The grease from the Pad Kee Mao was already seeping through the bottom of the brown paper bag, warming Arthur's palm. He'd driven forty minutes in the driving rain to get it from that little Thai place Clara loved three towns over.

He didn't mind the drive. He knew she was pushing hard for the VP spot this quarter and needed the fuel.

The 34th floor of the Harrison-Vane building was a ghost town at 10:30 PM. The only sound was the low, electric hum of the fluorescent overheads and the squeak of Arthur's damp sneakers against the polished linoleum.

He turned the corner toward Clara's office, already rehearsing his entrance. Just dropping off some rations, boss. He'd leave it on her desk, kiss the top of her head, and let her get back to the grind. That was the routine. That was the partnership.

But as he reached for the brushed steel handle of her door, he froze.

The door was locked. And there was a sound coming from inside.

It wasn't the rapid clatter of a keyboard. It was a rhythmic, heavy thudding against the mahogany desk. The same desk Arthur had spent three agonizing weekends assembling for her home office before she insisted on dragging it to headquarters to "look the part."

Then came the laugh.

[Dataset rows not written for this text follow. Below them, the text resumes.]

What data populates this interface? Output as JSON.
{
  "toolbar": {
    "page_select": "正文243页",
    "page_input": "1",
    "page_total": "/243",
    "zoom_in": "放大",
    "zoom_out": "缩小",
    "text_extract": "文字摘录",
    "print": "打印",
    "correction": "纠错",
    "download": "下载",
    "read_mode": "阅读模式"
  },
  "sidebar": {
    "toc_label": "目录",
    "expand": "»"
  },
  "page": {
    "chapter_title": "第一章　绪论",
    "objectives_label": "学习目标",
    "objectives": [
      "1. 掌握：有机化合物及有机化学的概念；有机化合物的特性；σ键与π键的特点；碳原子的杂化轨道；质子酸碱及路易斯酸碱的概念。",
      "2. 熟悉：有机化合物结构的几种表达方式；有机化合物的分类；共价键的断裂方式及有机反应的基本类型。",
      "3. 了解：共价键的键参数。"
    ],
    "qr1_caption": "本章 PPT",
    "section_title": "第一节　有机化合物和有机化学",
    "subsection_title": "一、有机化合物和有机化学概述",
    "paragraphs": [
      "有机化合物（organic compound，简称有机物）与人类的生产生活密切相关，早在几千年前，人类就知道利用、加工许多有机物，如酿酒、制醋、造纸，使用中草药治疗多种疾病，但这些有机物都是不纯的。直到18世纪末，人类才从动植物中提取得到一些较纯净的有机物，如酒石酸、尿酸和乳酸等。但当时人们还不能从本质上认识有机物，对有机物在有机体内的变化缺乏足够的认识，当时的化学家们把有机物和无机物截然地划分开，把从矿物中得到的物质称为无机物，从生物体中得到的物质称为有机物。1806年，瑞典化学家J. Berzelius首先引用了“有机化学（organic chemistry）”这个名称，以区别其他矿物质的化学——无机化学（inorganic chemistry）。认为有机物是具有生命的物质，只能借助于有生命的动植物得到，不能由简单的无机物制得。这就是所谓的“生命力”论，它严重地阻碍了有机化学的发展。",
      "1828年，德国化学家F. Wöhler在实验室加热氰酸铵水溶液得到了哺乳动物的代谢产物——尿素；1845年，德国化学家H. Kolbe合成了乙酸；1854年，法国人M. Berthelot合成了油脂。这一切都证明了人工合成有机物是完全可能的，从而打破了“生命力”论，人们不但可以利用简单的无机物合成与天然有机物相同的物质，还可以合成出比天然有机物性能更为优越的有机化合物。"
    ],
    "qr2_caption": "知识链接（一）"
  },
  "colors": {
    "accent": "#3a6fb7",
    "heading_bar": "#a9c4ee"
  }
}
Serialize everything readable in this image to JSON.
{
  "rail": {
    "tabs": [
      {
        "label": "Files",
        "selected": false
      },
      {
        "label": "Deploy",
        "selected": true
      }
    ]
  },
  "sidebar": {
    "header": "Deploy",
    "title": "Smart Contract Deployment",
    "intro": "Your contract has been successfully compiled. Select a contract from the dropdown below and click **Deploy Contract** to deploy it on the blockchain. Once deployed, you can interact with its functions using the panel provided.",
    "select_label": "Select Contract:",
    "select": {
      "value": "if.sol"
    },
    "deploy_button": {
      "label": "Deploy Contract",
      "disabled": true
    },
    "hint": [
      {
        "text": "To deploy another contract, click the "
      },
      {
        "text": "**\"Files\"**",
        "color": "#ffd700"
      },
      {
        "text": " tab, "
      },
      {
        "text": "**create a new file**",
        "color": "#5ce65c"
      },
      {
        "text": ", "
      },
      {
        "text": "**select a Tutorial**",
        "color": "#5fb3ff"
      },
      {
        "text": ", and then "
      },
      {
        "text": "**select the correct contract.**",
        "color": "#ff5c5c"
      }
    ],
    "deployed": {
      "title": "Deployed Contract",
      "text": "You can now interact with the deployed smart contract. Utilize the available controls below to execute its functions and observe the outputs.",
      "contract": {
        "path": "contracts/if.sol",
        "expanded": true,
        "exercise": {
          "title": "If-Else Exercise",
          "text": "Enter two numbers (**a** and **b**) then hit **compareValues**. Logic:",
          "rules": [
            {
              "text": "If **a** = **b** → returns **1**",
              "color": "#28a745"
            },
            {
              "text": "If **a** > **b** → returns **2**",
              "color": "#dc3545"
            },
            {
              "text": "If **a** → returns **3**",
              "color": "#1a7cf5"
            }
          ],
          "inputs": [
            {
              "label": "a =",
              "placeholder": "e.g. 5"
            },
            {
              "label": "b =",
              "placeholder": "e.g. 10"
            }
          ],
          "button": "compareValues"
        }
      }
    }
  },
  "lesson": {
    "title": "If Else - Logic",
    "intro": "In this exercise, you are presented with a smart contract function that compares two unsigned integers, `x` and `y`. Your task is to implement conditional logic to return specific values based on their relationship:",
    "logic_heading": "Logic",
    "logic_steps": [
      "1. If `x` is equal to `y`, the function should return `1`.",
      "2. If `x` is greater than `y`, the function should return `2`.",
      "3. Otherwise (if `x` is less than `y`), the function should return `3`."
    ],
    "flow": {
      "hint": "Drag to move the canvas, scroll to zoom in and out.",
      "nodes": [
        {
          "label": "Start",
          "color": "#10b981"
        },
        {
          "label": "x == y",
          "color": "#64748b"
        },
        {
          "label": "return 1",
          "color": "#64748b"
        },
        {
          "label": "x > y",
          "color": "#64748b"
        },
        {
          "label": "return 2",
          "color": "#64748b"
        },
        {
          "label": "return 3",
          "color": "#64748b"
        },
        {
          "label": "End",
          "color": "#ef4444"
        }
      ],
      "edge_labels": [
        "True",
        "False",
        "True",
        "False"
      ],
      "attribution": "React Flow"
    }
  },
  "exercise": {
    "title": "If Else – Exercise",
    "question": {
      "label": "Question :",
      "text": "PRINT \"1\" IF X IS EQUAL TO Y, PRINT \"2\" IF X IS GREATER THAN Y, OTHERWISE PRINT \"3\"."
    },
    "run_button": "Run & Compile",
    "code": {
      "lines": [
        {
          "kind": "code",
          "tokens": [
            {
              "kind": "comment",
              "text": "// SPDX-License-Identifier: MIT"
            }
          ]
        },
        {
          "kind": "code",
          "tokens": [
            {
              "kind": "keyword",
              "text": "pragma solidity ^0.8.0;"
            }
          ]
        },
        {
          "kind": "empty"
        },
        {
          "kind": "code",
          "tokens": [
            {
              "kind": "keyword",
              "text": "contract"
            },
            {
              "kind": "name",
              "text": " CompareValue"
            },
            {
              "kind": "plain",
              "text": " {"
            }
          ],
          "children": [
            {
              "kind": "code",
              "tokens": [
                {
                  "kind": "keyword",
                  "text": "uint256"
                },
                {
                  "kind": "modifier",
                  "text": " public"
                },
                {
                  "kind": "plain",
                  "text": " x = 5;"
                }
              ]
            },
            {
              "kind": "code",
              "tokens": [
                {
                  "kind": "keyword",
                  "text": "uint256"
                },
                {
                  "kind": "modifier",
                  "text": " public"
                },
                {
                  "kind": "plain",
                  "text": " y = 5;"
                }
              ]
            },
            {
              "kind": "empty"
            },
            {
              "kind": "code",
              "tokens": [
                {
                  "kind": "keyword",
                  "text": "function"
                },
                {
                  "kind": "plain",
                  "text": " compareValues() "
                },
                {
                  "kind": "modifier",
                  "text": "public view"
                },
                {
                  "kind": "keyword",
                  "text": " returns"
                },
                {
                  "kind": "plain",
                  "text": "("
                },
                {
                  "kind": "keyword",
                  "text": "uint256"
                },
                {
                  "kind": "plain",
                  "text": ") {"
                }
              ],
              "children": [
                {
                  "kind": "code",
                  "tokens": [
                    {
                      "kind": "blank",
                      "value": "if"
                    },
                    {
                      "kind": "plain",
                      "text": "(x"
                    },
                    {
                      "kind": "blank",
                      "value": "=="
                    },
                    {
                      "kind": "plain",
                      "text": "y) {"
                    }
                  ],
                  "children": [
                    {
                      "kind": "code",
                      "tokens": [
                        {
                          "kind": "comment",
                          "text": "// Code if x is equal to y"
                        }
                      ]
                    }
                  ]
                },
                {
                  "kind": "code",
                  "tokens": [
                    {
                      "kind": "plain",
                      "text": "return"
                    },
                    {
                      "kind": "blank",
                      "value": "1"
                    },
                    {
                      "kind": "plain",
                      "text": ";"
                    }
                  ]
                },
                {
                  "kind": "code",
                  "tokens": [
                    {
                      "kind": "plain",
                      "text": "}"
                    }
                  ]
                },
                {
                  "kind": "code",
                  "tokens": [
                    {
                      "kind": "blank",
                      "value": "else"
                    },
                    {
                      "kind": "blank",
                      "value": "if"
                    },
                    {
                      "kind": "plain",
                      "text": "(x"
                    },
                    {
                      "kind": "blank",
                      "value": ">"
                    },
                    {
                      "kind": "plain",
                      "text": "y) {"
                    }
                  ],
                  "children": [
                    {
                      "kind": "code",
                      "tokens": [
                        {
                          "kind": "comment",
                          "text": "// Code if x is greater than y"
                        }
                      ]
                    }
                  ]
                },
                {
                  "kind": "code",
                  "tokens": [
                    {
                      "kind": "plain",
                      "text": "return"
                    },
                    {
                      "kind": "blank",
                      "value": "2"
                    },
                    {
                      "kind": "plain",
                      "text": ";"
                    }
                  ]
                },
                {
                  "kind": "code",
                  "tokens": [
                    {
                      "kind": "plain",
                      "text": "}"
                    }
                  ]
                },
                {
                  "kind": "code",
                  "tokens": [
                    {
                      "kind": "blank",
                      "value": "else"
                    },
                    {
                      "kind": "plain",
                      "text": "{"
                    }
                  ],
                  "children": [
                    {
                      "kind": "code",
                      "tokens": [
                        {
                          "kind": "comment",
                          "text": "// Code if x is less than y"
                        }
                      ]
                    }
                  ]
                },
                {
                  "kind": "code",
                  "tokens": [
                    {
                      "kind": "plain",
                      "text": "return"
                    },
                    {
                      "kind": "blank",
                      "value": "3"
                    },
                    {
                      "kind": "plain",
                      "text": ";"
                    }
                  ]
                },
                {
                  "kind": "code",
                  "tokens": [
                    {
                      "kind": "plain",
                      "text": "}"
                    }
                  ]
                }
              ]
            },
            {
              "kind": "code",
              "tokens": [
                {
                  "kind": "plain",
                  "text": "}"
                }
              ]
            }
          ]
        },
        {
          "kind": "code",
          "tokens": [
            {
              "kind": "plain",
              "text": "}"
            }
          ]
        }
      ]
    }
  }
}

It was a breathless, throaty sound that made the takeout bag suddenly feel like it weighed a hundred pounds.

"Wait, wait," a man's voice panted. Deep, unfamiliar, and dripping with arrogance. "What if your husband texts?"

"Arthur?" Clara's voice. The same voice that had said 'I do' five years ago. Now, it was laced with a mocking, dismissive edge that made Arthur's blood run instantly cold. "Are you kidding? He's probably asleep on the couch watching re-runs. Or fixing somebody's router."

"Doesn't he get suspicious?" The thudding picked up pace.

Clara gasped, a sound of pure, uninhibited pleasure that Arthur hadn't heard from her in years. "Arthur doesn't have the spine to be suspicious. He's... ah... he's just safe. He's comfortable. He's a glorified roommate who pays half the rent and does the dishes so I can focus on my career."

Arthur stood paralyzed in the hallway. The scent of garlic, basil, and chili oil wafted up from the bag, turning his stomach.

Five years. Five years of working overtime in a windowless server room while his peers moved on to better things. Five years of eating cold dinners alone so she could network. Five years of being the concrete foundation she built her entire life on.

A glorified roommate.

Most men would have kicked the door in. They would have yelled, thrown punches, made a scene. For a split second, Arthur's knuckles turned white as his grip tightened on the door handle. He imagined the look of sheer, humiliating terror on her face if he barged in right now.

But he didn't turn the handle.

The anger didn't explode outward. Instead, it imploded. It collapsed inward, hardening into something infinitely colder, darker, and much more dangerous.

She was right about one thing: he was comfortable. He had been comfortably asleep at the wheel of his own life.

Slowly, deliberately, Arthur lowered the brown paper bag to the floor. He set it perfectly in the center of her doorway, taking care not to let the paper rustle. He didn't write a note. He didn't slam his fists against the frosted glass.

He just let go of the plastic handles, turned his back, and walked away.

His damp sneakers didn't squeak on the way out. He moved like a ghost. Clara thought he was too passive, too weak, and too unaccomplished to ever do anything about a betrayal. She thought her little corporate empire was completely secure.

By the time the elevator doors dinged open on the lobby floor, the loving, supportive husband was dead. In his place was an IT specialist who knew every password, every backdoor, every bank account, and every dirty little secret of Clara's life.

She wanted a ruthless corporate player? She was about to get one.